Constipation is a sign of disease not a disease itself.
* Very large hairballs form masses called Trichobezoars which are a leading cause of constipation in cats.
* Certain cats with obsessive behavioral disorders may groom themselves excessively. Siamese cats are prone.
* As opposed to dogs, dietary indiscretion is unusual in cats but certain eating disorders involving ingestion of wool and other fibers may cause constipation.
* Chronic Kidney Failure in older cats results in dehydration and electrolyte imbalances. Dehydration causes the colon to absorb more water from the feces which makes harder stool.
* Anal Sac problems including abscesses are painful and cats may be reluctant to defecate as a result.
* Certain medications like antidepressants, diuretics, antacids and anticonvulsants can cause constipation as a side effect.
Strain to defecate
WHAT YOU AND YOUR VET CAN DO
* If owners only notice cats “straining” or making multiple trips to the litter box and there is no stool or urine apparent in the box, constipation may not be the problem. The cat may be straining to urinate which is a true emergency and immediate veterinary intervention is required.
* Simple mild episodes of constipation in an otherwise healthy cat may often be successfully managed at home.
* Fluids are important to maintain hydration and are often overlooked. Increase the cat’s fluid intake by making a thick broth of chicken, turkey, beef or liver, and add a few drops of soy sauce for taste.
* Increase fiber – fiber is not absorbed. It adds bulk to the stool which stimulates the colon to contract and expel the feces.
Fiber Sources include:
* Fine bran: 1/8 tsp added to each meal
* Stewed prunes or prune juice: ½ Tsp added to food
* Metamucil, Konsil and Siblin are commercially available: add ½ Tsp to meals.
* Plain Pumpkin Filling: place 2 tablespoons in a separate dish and leave out
* Prevent obesity by increasing exercise and feeding several small meals
½ tsp of melted butter or 1 tsp baby food vegetables added to meals helps soften stool
For recurrent constipation
* Changing to a diet with higher fiber levels of up to 10% fiber may help prevent recurrences.
* Enema – using Gentle Dragon may be advocated by some vets
* Certain medications– stimulate the motility or the ability of the large intestine to contract and expel stool. These should only be used under veterinary advice.
* Severe chronic cases of obstipation may require surgical removal of the diseased colon. The procedure is called a Subtotal Colostomy and permanently cures most obstipation cases.
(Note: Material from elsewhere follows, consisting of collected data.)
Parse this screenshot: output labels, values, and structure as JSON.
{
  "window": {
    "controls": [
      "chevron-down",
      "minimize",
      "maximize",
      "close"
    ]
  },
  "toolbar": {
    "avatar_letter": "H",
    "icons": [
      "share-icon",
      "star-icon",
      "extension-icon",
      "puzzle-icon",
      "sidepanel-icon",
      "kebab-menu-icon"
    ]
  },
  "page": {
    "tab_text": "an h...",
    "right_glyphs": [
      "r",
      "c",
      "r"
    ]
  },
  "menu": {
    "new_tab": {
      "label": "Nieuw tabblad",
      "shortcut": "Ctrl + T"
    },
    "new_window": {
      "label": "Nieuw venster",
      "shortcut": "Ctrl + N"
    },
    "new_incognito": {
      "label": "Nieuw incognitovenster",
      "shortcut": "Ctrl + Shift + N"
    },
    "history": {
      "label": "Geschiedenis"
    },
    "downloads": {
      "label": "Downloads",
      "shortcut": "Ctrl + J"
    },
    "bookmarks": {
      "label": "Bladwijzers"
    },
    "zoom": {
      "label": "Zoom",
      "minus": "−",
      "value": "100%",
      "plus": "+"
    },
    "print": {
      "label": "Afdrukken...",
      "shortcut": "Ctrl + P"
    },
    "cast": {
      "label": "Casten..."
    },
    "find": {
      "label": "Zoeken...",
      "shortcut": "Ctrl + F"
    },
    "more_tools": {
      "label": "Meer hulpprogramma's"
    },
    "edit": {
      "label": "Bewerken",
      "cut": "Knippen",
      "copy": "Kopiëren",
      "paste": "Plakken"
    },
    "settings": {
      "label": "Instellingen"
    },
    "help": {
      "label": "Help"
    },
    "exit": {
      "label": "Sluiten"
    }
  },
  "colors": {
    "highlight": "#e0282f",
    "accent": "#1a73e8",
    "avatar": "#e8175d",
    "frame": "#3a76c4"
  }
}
* Zinc – 5 milligrams per cat daily
* Vitamin C – Powder 250 milligrams twice daily
* Indicated only for obstipation (cats with severe, recurrent, persistent constipation)
* Use one treatment only
* 2 whole or 3 pellets crushed to powder and placed on tongue
* No food 1hour before or after treatment
* Wait 30 days to see improvement.
Psyllium husks (plantago ovata) is labeled under the name Vetasyl
* Use the ground, loose herb and add 1/8 tsp to meals
* Psyllium stimulates the intestine to absorb water which softens the feces and promotes stool passage.
Excess dietary fiber can interfere with the body’s ability to absorb certain minerals including zinc, calcium, iron, and phosphorus. It can also lead to other nutritional deficiencies.
Fiber should be used under veterinary supervision
* Most commercial cat foods contain less than 5% fiber
* Increase the fiber gradually at a rate of 5 to 10% every 14 days and reevaluate the bulk of the stool to determine the proper amount of fiber needed.
* Using a high fiber breakfast cereal to increase dietary fiber is a better choice than using pumpkin. You may use smaller amounts of cereal as opposed to pumpkin to resolve the problem. Cereal is also a source of other beneficial nutrients whereas pumpkin is 90% water.
* A vitamin mineral supplement added to the diet avoids any deficiencies resulting from the additional fiber.